首都で州兵配備強化が発表
トランプ大統領は8月11日、首都ワシントンの治安が「制御不能」として緊急事態を宣言し、警察を連邦の管轄下に置いた。さらに州兵の投入を命じ、800人が既に市内に展開している。これに加え、16日にはウェストバージニア州から300~400人の兵士が派遣されることが発表され、軍事的な警備が一層強まる見通しとなった。
首都ワシントンで州兵派遣に反発する市民集会
16日、ワシントン市内の広場からホワイトハウスへ向けて、1000人を超える人々が「軍による支配を許すな」と訴えながら行進した。
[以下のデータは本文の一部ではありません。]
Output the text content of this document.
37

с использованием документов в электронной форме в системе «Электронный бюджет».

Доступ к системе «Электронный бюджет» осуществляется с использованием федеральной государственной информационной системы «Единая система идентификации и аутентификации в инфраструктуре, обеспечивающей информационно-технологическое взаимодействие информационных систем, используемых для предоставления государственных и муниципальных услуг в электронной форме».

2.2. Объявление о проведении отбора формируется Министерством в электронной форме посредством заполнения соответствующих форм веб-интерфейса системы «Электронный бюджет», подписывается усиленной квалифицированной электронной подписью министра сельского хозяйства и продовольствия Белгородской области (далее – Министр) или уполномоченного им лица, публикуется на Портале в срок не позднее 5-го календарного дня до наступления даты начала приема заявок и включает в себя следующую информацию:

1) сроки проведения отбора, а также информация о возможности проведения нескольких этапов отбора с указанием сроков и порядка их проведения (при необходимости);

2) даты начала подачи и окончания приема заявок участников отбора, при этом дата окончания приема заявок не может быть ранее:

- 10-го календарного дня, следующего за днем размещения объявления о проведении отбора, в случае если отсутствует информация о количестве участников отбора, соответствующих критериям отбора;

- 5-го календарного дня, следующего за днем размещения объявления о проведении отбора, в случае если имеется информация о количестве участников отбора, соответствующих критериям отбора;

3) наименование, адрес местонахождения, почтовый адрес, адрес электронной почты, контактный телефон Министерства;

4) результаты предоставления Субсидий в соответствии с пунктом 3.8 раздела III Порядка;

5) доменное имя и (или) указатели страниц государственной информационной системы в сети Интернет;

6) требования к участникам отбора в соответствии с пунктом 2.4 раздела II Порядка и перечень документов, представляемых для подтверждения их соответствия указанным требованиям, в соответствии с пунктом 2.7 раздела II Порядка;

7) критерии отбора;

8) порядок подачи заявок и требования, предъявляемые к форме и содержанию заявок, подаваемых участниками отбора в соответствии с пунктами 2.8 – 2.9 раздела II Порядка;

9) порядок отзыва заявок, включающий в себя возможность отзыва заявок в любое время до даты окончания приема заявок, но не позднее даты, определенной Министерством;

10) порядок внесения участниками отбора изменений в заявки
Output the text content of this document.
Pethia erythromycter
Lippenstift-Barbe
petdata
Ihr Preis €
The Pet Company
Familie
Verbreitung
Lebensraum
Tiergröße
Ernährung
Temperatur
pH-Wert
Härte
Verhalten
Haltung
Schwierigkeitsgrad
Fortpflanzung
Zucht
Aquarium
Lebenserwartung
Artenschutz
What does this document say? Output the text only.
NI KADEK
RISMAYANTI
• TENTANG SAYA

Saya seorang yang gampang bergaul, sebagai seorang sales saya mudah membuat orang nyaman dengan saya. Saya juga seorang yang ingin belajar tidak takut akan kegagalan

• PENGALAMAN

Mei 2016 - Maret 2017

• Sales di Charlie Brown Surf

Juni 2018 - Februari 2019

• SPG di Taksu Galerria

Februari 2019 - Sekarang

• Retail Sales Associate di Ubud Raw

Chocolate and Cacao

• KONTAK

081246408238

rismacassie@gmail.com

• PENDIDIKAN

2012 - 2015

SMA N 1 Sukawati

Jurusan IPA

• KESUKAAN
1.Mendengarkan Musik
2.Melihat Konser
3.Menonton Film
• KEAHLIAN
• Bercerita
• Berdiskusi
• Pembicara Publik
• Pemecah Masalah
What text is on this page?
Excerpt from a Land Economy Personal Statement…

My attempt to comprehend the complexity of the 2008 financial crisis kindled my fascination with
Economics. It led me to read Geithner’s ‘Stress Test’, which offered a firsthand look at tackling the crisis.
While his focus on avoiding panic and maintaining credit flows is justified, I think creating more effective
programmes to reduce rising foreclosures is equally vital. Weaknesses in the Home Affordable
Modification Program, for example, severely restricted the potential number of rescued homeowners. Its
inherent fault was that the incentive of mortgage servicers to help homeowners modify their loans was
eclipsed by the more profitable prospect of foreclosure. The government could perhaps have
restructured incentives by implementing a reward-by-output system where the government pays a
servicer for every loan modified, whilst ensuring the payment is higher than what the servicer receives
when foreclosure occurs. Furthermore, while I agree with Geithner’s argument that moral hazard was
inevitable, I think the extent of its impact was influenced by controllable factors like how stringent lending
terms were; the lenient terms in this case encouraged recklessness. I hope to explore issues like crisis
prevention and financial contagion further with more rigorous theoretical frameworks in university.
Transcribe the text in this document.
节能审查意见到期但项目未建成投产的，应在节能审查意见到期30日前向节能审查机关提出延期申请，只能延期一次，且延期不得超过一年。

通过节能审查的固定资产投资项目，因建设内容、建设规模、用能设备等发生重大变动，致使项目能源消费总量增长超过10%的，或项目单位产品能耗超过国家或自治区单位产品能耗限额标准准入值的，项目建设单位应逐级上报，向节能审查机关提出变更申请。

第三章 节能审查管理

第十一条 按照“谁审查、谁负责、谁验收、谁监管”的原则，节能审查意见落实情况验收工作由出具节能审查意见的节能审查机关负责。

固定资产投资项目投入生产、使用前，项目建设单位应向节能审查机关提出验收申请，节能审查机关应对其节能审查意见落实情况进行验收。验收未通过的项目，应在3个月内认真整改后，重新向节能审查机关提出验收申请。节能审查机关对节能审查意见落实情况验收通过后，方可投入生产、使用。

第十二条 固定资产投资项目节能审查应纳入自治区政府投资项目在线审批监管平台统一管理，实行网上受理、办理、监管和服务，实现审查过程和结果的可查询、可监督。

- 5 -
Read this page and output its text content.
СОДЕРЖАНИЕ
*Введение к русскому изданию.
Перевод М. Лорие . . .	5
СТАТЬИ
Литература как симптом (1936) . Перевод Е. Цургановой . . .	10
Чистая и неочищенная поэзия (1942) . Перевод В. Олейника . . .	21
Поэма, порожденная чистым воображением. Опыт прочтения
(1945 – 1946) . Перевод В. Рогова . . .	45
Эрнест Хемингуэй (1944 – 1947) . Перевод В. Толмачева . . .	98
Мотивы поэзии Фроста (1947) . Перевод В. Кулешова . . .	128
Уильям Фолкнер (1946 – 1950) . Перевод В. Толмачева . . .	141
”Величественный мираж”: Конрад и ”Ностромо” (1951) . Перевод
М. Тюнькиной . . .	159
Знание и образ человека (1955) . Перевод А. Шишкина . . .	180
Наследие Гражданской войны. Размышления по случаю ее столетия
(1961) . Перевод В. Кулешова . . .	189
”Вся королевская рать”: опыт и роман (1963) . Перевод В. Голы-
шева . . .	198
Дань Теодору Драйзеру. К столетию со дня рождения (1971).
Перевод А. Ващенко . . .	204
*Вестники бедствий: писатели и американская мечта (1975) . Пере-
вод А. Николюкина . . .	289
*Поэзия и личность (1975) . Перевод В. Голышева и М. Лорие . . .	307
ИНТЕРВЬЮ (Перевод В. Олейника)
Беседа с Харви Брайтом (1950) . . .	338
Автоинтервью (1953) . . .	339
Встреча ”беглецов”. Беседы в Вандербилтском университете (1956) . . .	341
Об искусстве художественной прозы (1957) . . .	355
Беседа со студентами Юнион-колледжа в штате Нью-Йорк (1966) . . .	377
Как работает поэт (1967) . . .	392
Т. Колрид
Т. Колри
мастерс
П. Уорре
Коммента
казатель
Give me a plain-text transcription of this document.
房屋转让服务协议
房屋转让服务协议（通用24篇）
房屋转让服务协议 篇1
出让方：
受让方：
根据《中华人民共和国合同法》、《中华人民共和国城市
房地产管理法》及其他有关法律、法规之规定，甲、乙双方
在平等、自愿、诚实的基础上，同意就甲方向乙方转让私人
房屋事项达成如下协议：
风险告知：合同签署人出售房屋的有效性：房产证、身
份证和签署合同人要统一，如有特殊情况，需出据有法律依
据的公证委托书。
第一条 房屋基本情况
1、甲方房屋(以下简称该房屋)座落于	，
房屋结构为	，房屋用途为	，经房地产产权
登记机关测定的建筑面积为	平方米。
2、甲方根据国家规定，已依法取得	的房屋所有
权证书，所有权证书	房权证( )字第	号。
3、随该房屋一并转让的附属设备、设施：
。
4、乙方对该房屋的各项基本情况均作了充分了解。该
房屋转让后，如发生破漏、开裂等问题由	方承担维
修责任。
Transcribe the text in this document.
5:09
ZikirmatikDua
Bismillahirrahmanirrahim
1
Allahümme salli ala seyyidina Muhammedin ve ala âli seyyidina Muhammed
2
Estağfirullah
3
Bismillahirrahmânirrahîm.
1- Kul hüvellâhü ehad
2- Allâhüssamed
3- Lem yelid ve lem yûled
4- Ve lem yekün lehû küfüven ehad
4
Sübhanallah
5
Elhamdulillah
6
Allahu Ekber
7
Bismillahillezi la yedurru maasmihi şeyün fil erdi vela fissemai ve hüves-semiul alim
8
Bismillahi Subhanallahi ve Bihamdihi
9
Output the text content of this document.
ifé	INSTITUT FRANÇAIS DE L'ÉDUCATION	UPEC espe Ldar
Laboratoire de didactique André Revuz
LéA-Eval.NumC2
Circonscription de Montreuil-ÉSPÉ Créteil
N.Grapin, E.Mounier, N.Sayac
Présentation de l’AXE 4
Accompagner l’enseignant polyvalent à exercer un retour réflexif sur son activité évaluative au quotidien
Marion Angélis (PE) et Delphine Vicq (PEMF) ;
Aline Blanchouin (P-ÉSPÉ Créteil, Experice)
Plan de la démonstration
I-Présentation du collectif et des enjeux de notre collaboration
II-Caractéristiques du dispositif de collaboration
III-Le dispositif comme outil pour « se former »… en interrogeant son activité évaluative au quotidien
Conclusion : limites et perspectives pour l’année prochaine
参加者の多くは「民主主義への重大な脅威だ」と声を上げ、一部は配備された兵士に面と向かって反対を示した。ただし、大きな衝突や混乱は発生していない。
政権の主張と市長の反論
政権側は治安の悪化を強調する一方、ワシントンのバウザー市長は「凶悪犯罪件数は過去30年で最低水準」と指摘し、政権の判断に疑問を呈している。司法長官のシュワルブ氏も「権限掌握は違法の可能性がある」として連邦地裁に提訴し、法廷闘争に発展する構えを見せている。
武装化準備の報道
米紙ウォール・ストリート・ジャーナルは、既に配備されている州兵が近く武器を携行する準備を進めていると報じた。国防総省は従来「州兵は非武装」と説明していたが、今後の方針転換が注目される。市民の懸念は一層強まっている。
民主主義をめぐる対立の深まり
ワシントンは民主党支持が強い地域であり、共和党のトランプ大統領による権限拡大は政治的意図を帯びたものとみられている。抗議活動は「他都市にも広がり得る」との声も出ており、治安対策をめぐる議論は今後さらに激化すると予想される。